Et le poulain a totalement échoué.

 

Agressif, tel un roquet qui mordille continuellement les chevilles, refusant de laisser parler son adversaire, JF. Copé nous a donné ce soir l'image d'un homme totalement dépassé, et surtout d'un style qui n'est plus imbattable mais qui apparaît désormais comme également dépassé. Désormais, quand on n'a pas d'arguments, on ne pourra plus se réfugier derrière la rhétorique et le harcèlement verbal. Ce qui a fonctionné pendant des années ne fonctionne pas face à F. Hollande.

 

Et là, très sincèrement, même si je soutiens toujours F. Bayrou, je tiens à dire un grand merci à F. Hollande.

 

F. Hollande a fait "un truc" ce soir: il a détruit un style qui n'est pas seulement celui de Sarkozy et de Copé, mais qui a été aussi largement copié par plein d'autres, notamment au niveau des entreprises.
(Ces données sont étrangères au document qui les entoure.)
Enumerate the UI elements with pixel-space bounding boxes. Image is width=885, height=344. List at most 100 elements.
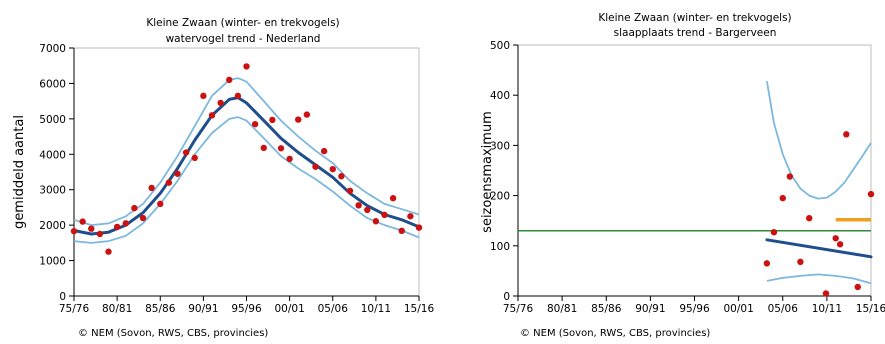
left-y-tick-label: 3000	[39, 185, 66, 197]
left-data-point	[407, 213, 414, 220]
left-x-tick-label: 90/91	[188, 303, 218, 315]
right-data-point	[770, 229, 778, 236]
left-y-tick-label: 7000	[39, 43, 66, 55]
left-data-point	[251, 120, 259, 128]
right-data-point	[786, 173, 794, 180]
left-data-point	[312, 163, 319, 170]
left-data-point	[303, 111, 311, 118]
right-y-tick-label: 400	[490, 90, 510, 102]
right-y-axis-label: seizoensmaximum	[480, 111, 495, 233]
left-data-point	[277, 145, 285, 152]
left-data-point	[269, 116, 276, 124]
right-data-point	[806, 214, 813, 222]
right-chart-title: Kleine Zwaan (winter- en trekvogels)	[598, 12, 791, 24]
left-y-tick-label: 4000	[39, 149, 66, 161]
left-data-point	[122, 220, 129, 227]
left-data-point	[355, 202, 362, 209]
right-data-point	[832, 235, 839, 242]
right-y-tick-label: 100	[490, 241, 510, 253]
left-data-point	[381, 211, 388, 219]
left-data-point	[286, 155, 293, 163]
left-credit: © NEM (Sovon, RWS, CBS, provincies)	[78, 328, 268, 339]
right-plot-frame	[517, 44, 872, 297]
left-chart-title: Kleine Zwaan (winter- en trekvogels)	[146, 17, 339, 29]
left-data-point	[329, 165, 336, 173]
right-x-tick-label: 75/76	[503, 303, 534, 315]
left-plot-frame	[73, 47, 420, 297]
left-data-point	[346, 187, 354, 194]
left-x-tick-label: 75/76	[59, 303, 90, 315]
right-data-point	[836, 241, 844, 248]
left-ci-upper-line	[73, 77, 420, 227]
left-data-point	[79, 218, 86, 225]
right-x-tick-label: 15/16	[856, 303, 885, 315]
left-data-point	[131, 204, 138, 212]
left-data-point	[70, 227, 78, 235]
left-data-point	[182, 149, 190, 156]
left-data-point	[295, 116, 302, 123]
right-x-tick-label: 90/91	[635, 303, 665, 315]
left-x-tick-label: 95/96	[231, 303, 262, 315]
left-y-tick-label: 5000	[39, 114, 66, 126]
left-data-point	[139, 214, 147, 222]
left-data-point	[260, 144, 267, 152]
right-data-point	[779, 194, 786, 202]
right-x-tick-label: 80/81	[547, 303, 577, 315]
right-x-tick-label: 05/06	[768, 303, 799, 315]
left-y-tick-label: 6000	[39, 78, 66, 90]
right-y-tick-label: 200	[490, 191, 510, 203]
left-y-axis-label: gemiddeld aantal	[12, 115, 27, 229]
left-data-point	[208, 112, 216, 119]
right-y-tick-label: 300	[490, 140, 510, 152]
left-data-point	[389, 195, 397, 202]
left-x-tick-label: 10/11	[361, 303, 391, 315]
right-data-point	[797, 258, 804, 266]
right-x-tick-label: 85/86	[591, 303, 622, 315]
right-panel: Kleine Zwaan (winter- en trekvogels) sla…	[480, 12, 885, 339]
left-data-point	[88, 225, 95, 232]
right-data-point	[854, 283, 861, 291]
left-plot-area: 0 1000 2000 3000 4000 5000 6000 7000 75/76 80/81 8…	[39, 43, 434, 315]
left-y-tick-label: 0	[59, 291, 66, 303]
left-data-point	[364, 206, 371, 214]
left-data-point	[398, 227, 405, 235]
left-data-point	[226, 76, 233, 84]
left-y-tick-label: 2000	[39, 220, 66, 232]
left-panel: Kleine Zwaan (winter- en trekvogels) wat…	[12, 17, 434, 339]
left-data-point	[165, 179, 173, 186]
left-data-point	[105, 248, 112, 255]
right-y-tick-label: 0	[503, 291, 510, 303]
left-data-point	[372, 218, 380, 225]
left-data-point	[234, 92, 242, 100]
left-data-point	[200, 92, 207, 100]
left-x-tick-label: 15/16	[404, 303, 435, 315]
left-data-point	[148, 184, 155, 192]
left-data-point	[320, 147, 328, 155]
right-data-point	[822, 290, 830, 297]
left-data-point	[113, 223, 121, 231]
left-x-tick-label: 05/06	[318, 303, 349, 315]
right-y-tick-label: 500	[490, 40, 510, 52]
right-data-point	[867, 190, 875, 198]
left-chart-subtitle: watervogel trend - Nederland	[166, 33, 321, 45]
left-x-tick-label: 80/81	[102, 303, 132, 315]
right-x-tick-label: 95/96	[679, 303, 710, 315]
left-y-tick-label: 1000	[39, 256, 66, 268]
left-data-point	[243, 63, 250, 70]
left-x-tick-label: 85/86	[145, 303, 176, 315]
right-ci-upper-line	[766, 80, 872, 200]
left-data-point	[191, 154, 198, 162]
right-x-tick-label: 10/11	[812, 303, 842, 315]
left-data-point	[338, 173, 345, 180]
left-data-point	[96, 230, 104, 238]
left-data-point	[415, 224, 423, 231]
right-data-point	[843, 131, 850, 138]
left-ci-lower-line	[73, 116, 420, 244]
right-chart-subtitle: slaapplaats trend - Bargerveen	[614, 27, 777, 39]
right-x-tick-label: 00/01	[723, 303, 753, 315]
right-credit: © NEM (Sovon, RWS, CBS, provincies)	[520, 328, 710, 339]
left-data-point	[217, 99, 224, 107]
right-data-point	[763, 260, 771, 267]
left-x-tick-label: 00/01	[274, 303, 304, 315]
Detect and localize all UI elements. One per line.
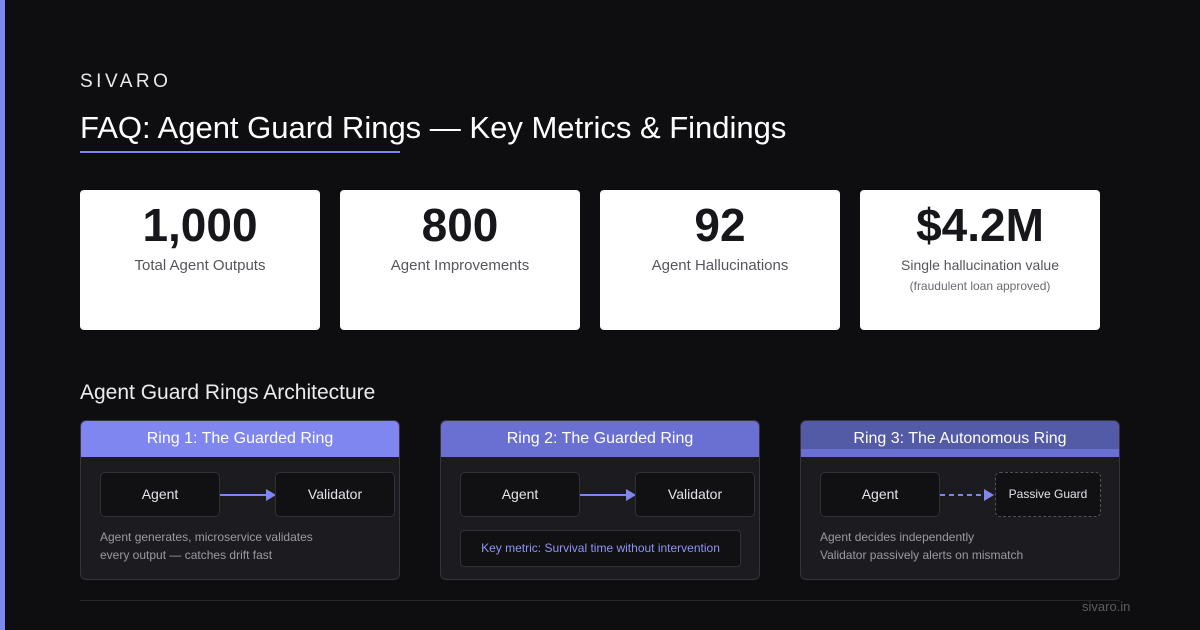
ring-header-accent — [801, 449, 1119, 457]
stat-value: 800 — [421, 199, 499, 251]
dashed-arrow-right-icon — [940, 489, 994, 501]
stat-label: Agent Improvements — [390, 257, 530, 274]
ring-card-1: Ring 1: The Guarded Ring Agent Validator… — [80, 420, 400, 580]
section-title: Agent Guard Rings Architecture — [80, 381, 376, 404]
stat-sublabel: (fraudulent loan approved) — [909, 279, 1051, 293]
ring-card-2: Ring 2: The Guarded Ring Agent Validator… — [440, 420, 760, 580]
desc-line: every output — catches drift fast — [100, 548, 273, 562]
ring-header: Ring 1: The Guarded Ring — [81, 421, 399, 457]
ring-description: Agent decides independently Validator pa… — [820, 528, 1023, 564]
ring-description: Agent generates, microservice validates … — [100, 528, 313, 564]
key-metric-box: Key metric: Survival time without interv… — [460, 530, 741, 567]
stat-card-improvements: 800 Agent Improvements — [340, 190, 580, 330]
stat-card-total-outputs: 1,000 Total Agent Outputs — [80, 190, 320, 330]
stat-value: 92 — [694, 199, 746, 251]
title-underline — [80, 151, 400, 153]
arrow-right-icon — [220, 489, 276, 501]
validator-node: Validator — [635, 472, 755, 517]
stat-card-hallucinations: 92 Agent Hallucinations — [600, 190, 840, 330]
validator-node: Validator — [275, 472, 395, 517]
page-title: FAQ: Agent Guard Rings — Key Metrics & F… — [80, 110, 787, 145]
stat-label: Total Agent Outputs — [134, 257, 266, 274]
agent-node: Agent — [460, 472, 580, 517]
footer-divider — [80, 600, 1120, 601]
agent-node: Agent — [100, 472, 220, 517]
stat-value: 1,000 — [142, 199, 258, 251]
passive-guard-node: Passive Guard — [995, 472, 1101, 517]
desc-line: Agent decides independently — [820, 530, 975, 544]
stat-label: Single hallucination value — [901, 257, 1059, 273]
stat-card-hallucination-value: $4.2M Single hallucination value (fraudu… — [860, 190, 1100, 330]
agent-node: Agent — [820, 472, 940, 517]
ring-card-3: Ring 3: The Autonomous Ring Agent Passiv… — [800, 420, 1120, 580]
stat-value: $4.2M — [916, 199, 1044, 251]
ring-header: Ring 2: The Guarded Ring — [441, 421, 759, 457]
desc-line: Validator passively alerts on mismatch — [820, 548, 1024, 562]
brand-logo: SIVARO — [80, 71, 172, 92]
accent-bar — [0, 0, 5, 630]
arrow-right-icon — [580, 489, 636, 501]
desc-line: Agent generates, microservice validates — [100, 530, 313, 544]
stat-label: Agent Hallucinations — [651, 257, 789, 274]
footer-url: sivaro.in — [1082, 599, 1131, 614]
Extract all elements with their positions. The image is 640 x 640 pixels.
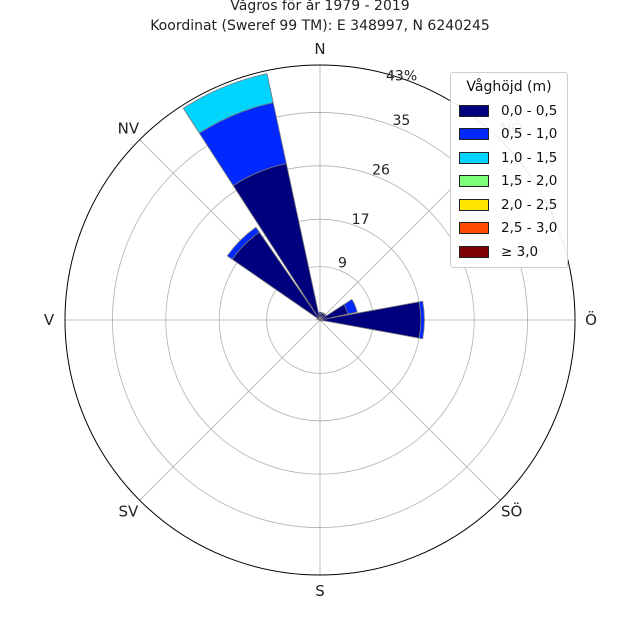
compass-label-S: S (315, 582, 325, 600)
legend-items: 0,0 - 0,5 0,5 - 1,0 1,0 - 1,5 1,5 - 2,0 2,0 … (459, 99, 559, 264)
radial-tick-label: 26 (372, 163, 390, 179)
bar-segment-Ö-1 (418, 300, 425, 340)
legend-label: ≥ 3,0 (501, 243, 539, 260)
radial-tick-label: 9 (338, 256, 347, 272)
bar-segment-ÖNÖ-1 (343, 298, 358, 315)
legend-label: 1,0 - 1,5 (501, 149, 558, 166)
grid-spoke (319, 319, 501, 501)
legend: Våghöjd (m) 0,0 - 0,5 0,5 - 1,0 1,0 - 1,5 1… (450, 72, 568, 268)
grid-spoke (139, 319, 321, 501)
bar-segment-NNV-2 (182, 73, 274, 134)
legend-label: 2,0 - 2,5 (501, 196, 558, 213)
compass-label-SÖ: SÖ (501, 502, 522, 521)
radial-tick-label: 35 (393, 113, 411, 129)
legend-item: 2,0 - 2,5 (459, 193, 559, 217)
bar-segment-Ö-0 (319, 301, 422, 339)
compass-label-V: V (44, 311, 55, 329)
legend-swatch (459, 198, 489, 211)
legend-swatch (459, 104, 489, 117)
legend-label: 2,5 - 3,0 (501, 220, 558, 237)
legend-label: 0,0 - 0,5 (501, 102, 558, 119)
legend-swatch (459, 175, 489, 188)
legend-swatch (459, 151, 489, 164)
legend-swatch (459, 128, 489, 141)
legend-item: ≥ 3,0 (459, 240, 559, 264)
bar-segment-NV-1 (226, 226, 260, 260)
legend-item: 1,5 - 2,0 (459, 170, 559, 194)
legend-swatch (459, 245, 489, 258)
outer-circle (64, 64, 576, 576)
compass-label-Ö: Ö (585, 310, 597, 329)
legend-label: 1,5 - 2,0 (501, 173, 558, 190)
legend-title: Våghöjd (m) (466, 79, 552, 95)
radial-tick-label: 17 (352, 212, 370, 228)
chart-subtitle: Koordinat (Sweref 99 TM): E 348997, N 62… (150, 18, 490, 34)
legend-item: 0,5 - 1,0 (459, 123, 559, 147)
compass-label-SV: SV (118, 503, 139, 521)
legend-label: 0,5 - 1,0 (501, 126, 558, 143)
legend-item: 1,0 - 1,5 (459, 146, 559, 170)
legend-item: 2,5 - 3,0 (459, 217, 559, 241)
chart-title: Vågros för år 1979 - 2019 (230, 0, 410, 14)
compass-label-N: N (314, 40, 325, 58)
compass-label-NV: NV (118, 119, 140, 137)
radial-max-label: 43% (386, 68, 417, 84)
legend-swatch (459, 222, 489, 235)
legend-item: 0,0 - 0,5 (459, 99, 559, 123)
Combien de managers ont pu s'inspirer du style Sarkozy / Copé?! Combien de managers ont pu harceler verbalement - en parlant vite - des salariés tout en cherchant la faille dans laquelle s'engoufrer avec comme but ultime l'humiliation? Combien, je vous le demande. J'ai moi-même par le passé été victime et bourreau de ce genre de méthodes. J'ai été convaincu comme tant d'autres, que cette méthode était la meilleure pour "exploser" verbalement la personne qui se trouve en face de vous.

 

On parle vite, on harcèle, on cherche la faille et une fois la faille trouvée on s'y engoufre, on l'élargit avec un et un seul but: tuer celui qui est en face.

 

Hollande vient de nous montrer face à un des plus grands "artistes" en la matière (un artiste qui se croyait invincible d'ailleurs), que cette méthode pouvait être contrée. Par de la vivacité, de la fermeté et une certaine forme de dérision. Enfin la recette est trouvée, le mythe de l'invincibilité est mort. Et ce remède fera sans doute des émules.

 

En ce sens, le débat Hollande-Copé - et surtout son résultat - dépasse largement le cadre des élections présidentielles. Il est juste synonyme du début de la fin d'un style verbal qui s'était imposé comme modèle de communication "haut de gamme". Je vous le prédis, il y aura un avant et un après à ce débat Hollande-Copé. Et c'est tant mieux, parce que désormais, les arguments prendront peut-être plus de place dans les discussions.